A few thoughts on Iran and more general thought on anti-interventionism on the online-right:
Obviously, the Iranian government is bad. It, through various mechanisms, causes harm to America, to the Middle East, and to its own people. There are governments that could plausibly replace it that would be better. However, there is significant uncertainty about our ability to remove the current government, given our constraints, and uncertainty about what government would actually replace it if it fell. So, I'm not inclined to take a strong position on whether this is a good idea or not. Obviously, I hope it turns out well.
I've seen a lot of posts by anti-interventionists online who are taking a very strong and confident position, and so I thought I'd note some generic criticisms of the current iteration of anti-interventionism you see on social media today.
First, they clearly assign too much weight to the Bush wars when thinking about interventions. If we judge intervention success as the intervention having the outcome it was intended to have at roughly the cost (in lives, money, and time) it was expected to cost, then America has had a fair number of successful interventions throughout Europe, Latin America, parts of Asia, and parts of the Middle East. European nations have over an even larger span of geography.
The count of successes falls, but will still be significant, if we define success in terms of creating a state of affairs we wanted and that state of affairs never changing, even years down the line. However, I think this is not a very useful way of defining success. In general, we don't require this of a project, so it seems ad hoc to do so here. There's also an unjustified tendency to assume that if we intervene somewhere and it seems to work, but then that place becomes worse years or decades later, this is because of our intervention and means the place would have been better without it. There is often not enough evidence to support these sorts of conclusions.
A still worse criteria for success is whether you personally support the goals we were trying to achieve in the intervention. This criteria is often used implicitly but is obviously not a valid way of measuring how often interventions work.
In my view, a fair read of the evidence suggests that sometimes interventions work, and sometimes they don't, such that a strong generic bias against or for interventions as such is not a good way to think about the issue.
Second, I think anti-interventionists tend to have a view of the world that is implicitly biased against America. This is mostly true in two ways.
First, there is a kind of selective outrage where they hold the US (and, recently, Israel) to a higher standard of behavior than other nations and a kind of selective skepticism whereby they by default distrust claims of the US government (and Israel) but accept claims, even obvious lies, from other nations and groups.
Second, they seem especially apt to defend America's enemies and to deny that America even has real enemies, virtually no matter what a potential enemy says or does. Iran is a prime example of this. Many anti-interventionists find excuses for Iran doing everything from openly calling itself an enemy of America to killing American troops, all so as to deny that America has enemies (and so, global interests).
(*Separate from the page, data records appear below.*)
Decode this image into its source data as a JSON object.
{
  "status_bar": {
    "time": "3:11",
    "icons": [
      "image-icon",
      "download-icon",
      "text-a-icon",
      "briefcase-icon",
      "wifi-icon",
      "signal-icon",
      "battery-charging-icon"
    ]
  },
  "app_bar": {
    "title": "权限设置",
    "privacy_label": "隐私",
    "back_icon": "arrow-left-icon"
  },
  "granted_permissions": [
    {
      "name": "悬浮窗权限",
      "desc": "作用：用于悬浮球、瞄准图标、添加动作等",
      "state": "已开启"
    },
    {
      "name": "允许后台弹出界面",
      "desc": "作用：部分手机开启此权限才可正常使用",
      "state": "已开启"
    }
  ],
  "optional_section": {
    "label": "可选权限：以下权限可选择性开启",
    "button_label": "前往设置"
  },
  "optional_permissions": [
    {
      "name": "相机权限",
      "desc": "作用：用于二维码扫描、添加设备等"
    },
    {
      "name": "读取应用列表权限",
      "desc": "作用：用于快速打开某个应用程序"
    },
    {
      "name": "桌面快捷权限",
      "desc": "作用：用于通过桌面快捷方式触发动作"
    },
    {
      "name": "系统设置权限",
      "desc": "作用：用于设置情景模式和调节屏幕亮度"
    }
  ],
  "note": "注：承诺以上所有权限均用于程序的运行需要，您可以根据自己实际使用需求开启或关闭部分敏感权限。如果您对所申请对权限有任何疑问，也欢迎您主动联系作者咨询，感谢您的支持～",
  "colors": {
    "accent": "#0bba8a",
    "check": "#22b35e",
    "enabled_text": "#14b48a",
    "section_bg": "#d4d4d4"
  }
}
Third, many of the anti-interventionist takes I see have a very narrow conception of American interests. Often, they act as if something is only relevant to American interests if it has a direct, unmediated impact on American soil. Indirect effects through the global economy, or effects on the ability of America to carry out other operations elsewhere in the world, are ignored. Further still, you might think that America's interests are defined by whatever Americans happen to care about, and so the well-being of non-Americans could constitute part of America's interests. But they often seem to implicitly define the concept of interest so as to make this impossible by definition. This stance is normally not argued for, but rather taken as some kind of natural default or common-sense position. But it is neither.
Fourth, the current wave of anti-interventionists often think that everything America does around the world is a simple function of the interests of Israel. This again is partly due to an over-reaction to the Bush years. During those years Israel did have some usual influence on American policy, but this was not representative of American policy in general and even then they were not simply "wars for Israel". Often anti-interventionists are especially apt to endorse a basically fabricated history of America in the middle east whereby we say that America is only there because of Israel, has only ever cared about what happens there because of Israel, and has only had enemies there thanks to Israel. In every case this is so obviously false that it is refuted by a basic telling of the relevant history.
To reiterate, I'm not confident about how this intervention will go. It going well, or it going poorly, are both plausible. But the worst part of the current discourse seems to be the sort of hysterical anti-interventionism that has become popular online, so that is what I am commenting on.